More generally, I had and have always had pretty bad handwriting.  It isn't chickenscratch; indeed, it is one of the most legible handwritings I've seen.  At least it was when I was in grammar school; over time it has evolved as I've tried to make my writing more "efficient" and rapid, and recently it has become less legible as I rush to write everything.  I am currently trying to correct this, taking my time to make sure that what I write is really readable for myself and any other audience.  In any case though, my writing is not pretty by any means.  This is odd, because I generally have very good fine motor skills for things like sports, working with tools or delicate plants, etc.

But after reading this article, I am motivated to stress learning handwriting with my kids, regardless of how much their schools relegate it to a secondary status.  In a preschool workbook my wife bought recently, I have encouraged Caro and Sam to write letters freeform a few times after tracing the workbook's forms.  And eventually I'll want Sam and Paulo to learn cursive writing.  For myself, in a recent training course I've been taking at work, I've been taking notes in cursive and practicing all the letters, just like in second grade.  After so long without using it, I really do feel it working rusty parts of my brain, and indeed I make errors and slip into block letters at times.  It's fun.

This new attitude of mine towards cursive writing applies to other aspects of learning.  When I was seven or eight (and for a long time thereafter), I dismissed cursive writing because I couldn't see its short-term utility.  Indeed, I was almost proud of my ugly handwriting, because it was in acccord with my fervent insistence on prizing content over form or style.  In the same way, I didn't take very seriously the "soft" classes like art, music, or gym.  I was able to reason and argue pretty coherently that these things weren't important, and I'd been schooled to believe that I had a right to question and criticize such things.  I regarded as invalid the counterargument that I would understand the value of these things when I was older.  So essentially a mix of my childish short-term thinking and the arrogance of someone who is convinced that he's intelligent enough and has the right to question everything, combined to cut me off from things that, in retrospect, I think are very valuable. 

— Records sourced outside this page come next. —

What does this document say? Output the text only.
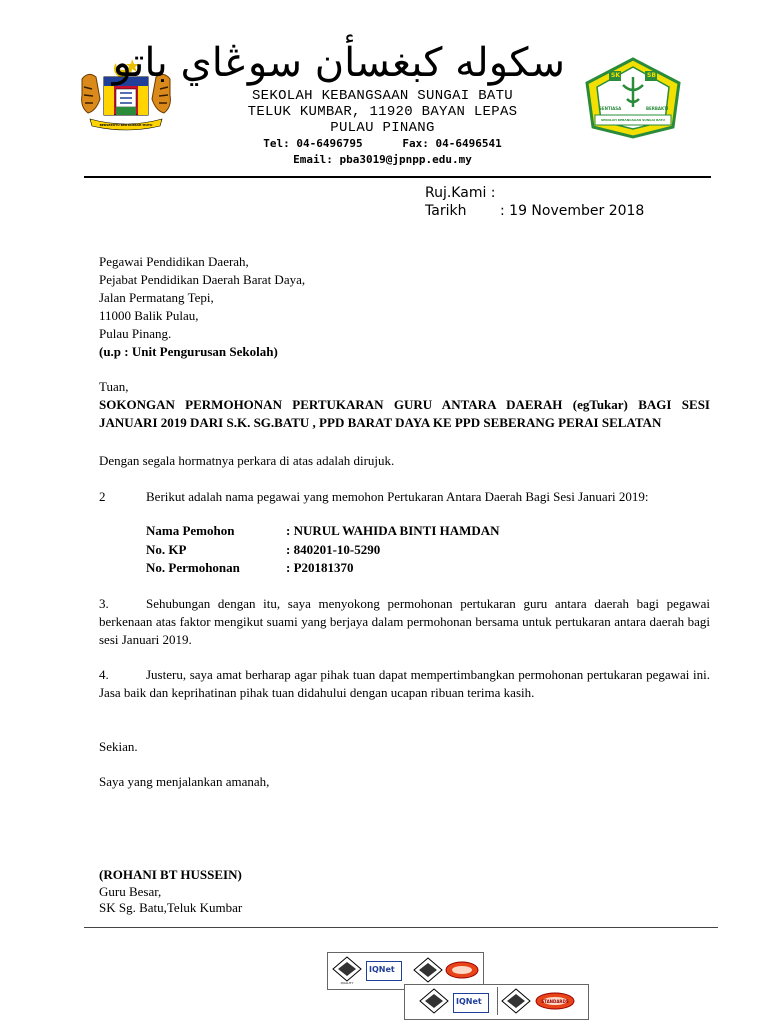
سكوله كبغسأن سوڠاي باتو
SEKOLAH KEBANGSAAN SUNGAI BATU
TELUK KUMBAR, 11920 BAYAN LEPAS
PULAU PINANG
Tel: 04-6496795	Fax: 04-6496541
Email: pba3019@jpnpp.edu.my
SK	SB
SENTIASA	BERBAKTI
SEKOLAH KEBANGSAAN SUNGAI BATU
BERSEKUTU BERTAMBAH MUTU
Ruj.Kami :
Tarikh : 19 November 2018
Pegawai Pendidikan Daerah,
Pejabat Pendidikan Daerah Barat Daya,
Jalan Permatang Tepi,
11000 Balik Pulau,
Pulau Pinang.
(u.p : Unit Pengurusan Sekolah)
Tuan,
SOKONGAN PERMOHONAN PERTUKARAN GURU ANTARA DAERAH (egTukar) BAGI SESI JANUARI 2019 DARI S.K. SG.BATU , PPD BARAT DAYA KE PPD SEBERANG PERAI SELATAN
Dengan segala hormatnya perkara di atas adalah dirujuk.
2	Berikut adalah nama pegawai yang memohon Pertukaran Antara Daerah Bagi Sesi Januari 2019:
Nama Pemohon	: NURUL WAHIDA BINTI HAMDAN
No. KP	: 840201-10-5290
No. Permohonan	: P20181370
3.	Sehubungan dengan itu, saya menyokong permohonan pertukaran guru antara daerah bagi pegawai berkenaan atas faktor mengikut suami yang berjaya dalam permohonan bersama untuk pertukaran antara daerah bagi sesi Januari 2019.
4.	Justeru, saya amat berharap agar pihak tuan dapat mempertimbangkan permohonan pertukaran pegawai ini. Jasa baik dan keprihatinan pihak tuan didahului dengan ucapan ribuan terima kasih.
Sekian.
Saya yang menjalankan amanah,
(ROHANI BT HUSSEIN)
Guru Besar,
SK Sg. Batu,Teluk Kumbar
QUALITY
IQNet
IQNet	STANDARDS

Today I am a firm believer in the importance of developing your body, your musical sense, and your artistic criteria in school, in addition to the "hard", more core subjects.  The gym, music, and art classes at my school weren't always particularly well-done, but if they had been, and I'd been more open to them, they could have really contributed to my formation as an integral human being.  As it was, whatever learning I have in these areas occurred mainly outside of school.  That said, what I thought were corny folksongs in grammar school music class have served me for singing to my children 25 years later!

While I don't believe in stifling a child's sense of questioning, of critical inquiry, and of argumentation, I am against fetishizing pure reason to the point where an elegant argument stands in for reality, where critical thought replaces common sense.  It doesn't make sense to give a seven-year-old total free reign in terms of what he judges worthwhile or not for his education, because that child doesn't have sufficient referents and context to know everything that's important in the world.  But just forcing a kid to learn things, or arguing that his youth invalidates his reason, isn't the way to go either. 

I suppose that for my kids (and for any other kids I encounter), if they argue something that I don't agree with, particularly an argument that dismisses or invalidates some aspect of human existence, I will counterargue with reasons to demonstrate the value of these things.  "You'll understand when you're older" isn't a valid argument for me, but neither is deferring to the rootless, ahistorical, short-term thinking of a child (or of the larger modern society, for that matter!).  And the precautionary principle always applies--you never know when something that seems trivial, like writing in cursive letters, may be found to have deeper repercussions, as the article shows us.